There's No Stopping Santa
The Atlantic|December 2020
The middle of a global pandemic might seem like a good time to cut back on holiday excess. But then, we live in America.
By Amanda Mull

We knew the doors were about to open when “Ride of the Valkyries” began to boom over the public-address system. By 4 a.m. on Black Friday in Athens, Georgia, several hundred people had lined up outside Best Buy in the predawn chill, supervised by police straddling motor cycles and ambassadors from a local Chick-fil-A handing out free breakfast biscuits wrapped in foil. Our most dedicated patrons had been sitting outside in folding chairs since the day before.
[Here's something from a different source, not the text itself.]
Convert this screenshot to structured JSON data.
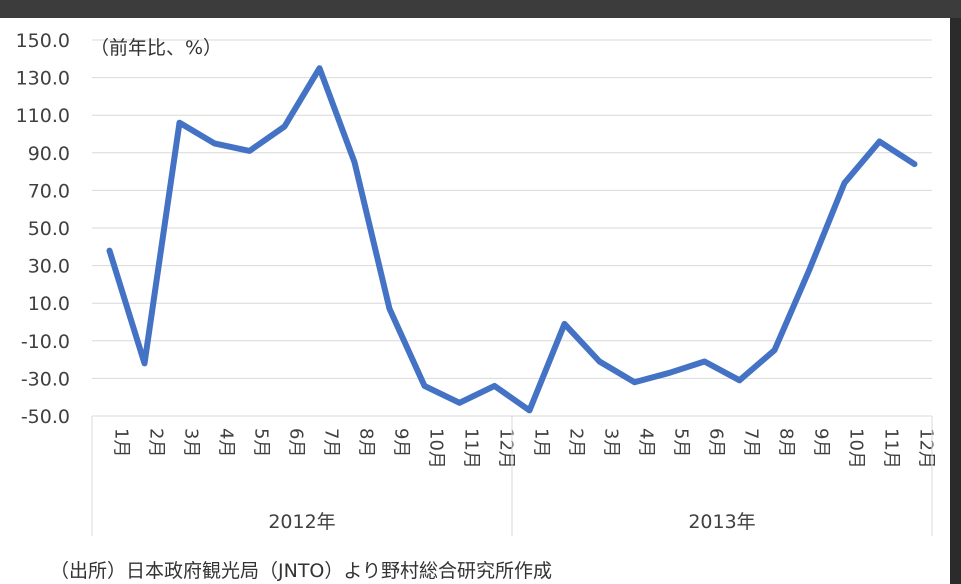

At the front of the line, some people clutched sheets of paper handed out by managers guaranteeing a deeply discounted laptop or camera. (Best Buy devised this ticketing system during my tenure as a sales person in the mid-2000s to avoid the sort of stampede that makes the news every year.) But many more people had come out in the middle of the night, not to buy a particular product, but to bear witness to the bacchanal of extreme shopping itself and maybe pick upa $5 DVD. I’m still not sure whether, in the Apocalypse Now scene that “Ride of the Valkyries” was intended to evoke, the store’s employees were supposed to be the soldiers in helicopters or the Vietnamese villagers below.

There were no near-death experiences during the three years that I helped open Best Buy on Black Friday, even if the occasional shopper was overcome with holiday spirit and tackled a palletful of discounted Blu-ray players. The mornings were busy, but they crackled with a mildly perverse consumerist conviviality. For most of the people who thronged the store, the wee-hours shopping trip was as much a part of their Thanksgiving tradition as turkey. Store employees feasted, too—it was the one day of the year when my Best Buy location acknowledged how backbreaking retail work is, stocking our break room with a free lunch of fried chicken and macaroni and cheese. My co-workers and I jockeyed for those opening shifts because the eight hours always flew by—a wild reprieve from the everyday monotony for employees and even shoppers. It was a franken holiday, pieced together from leftover parts of Thanksgiving and Christmas, but with a life of its own.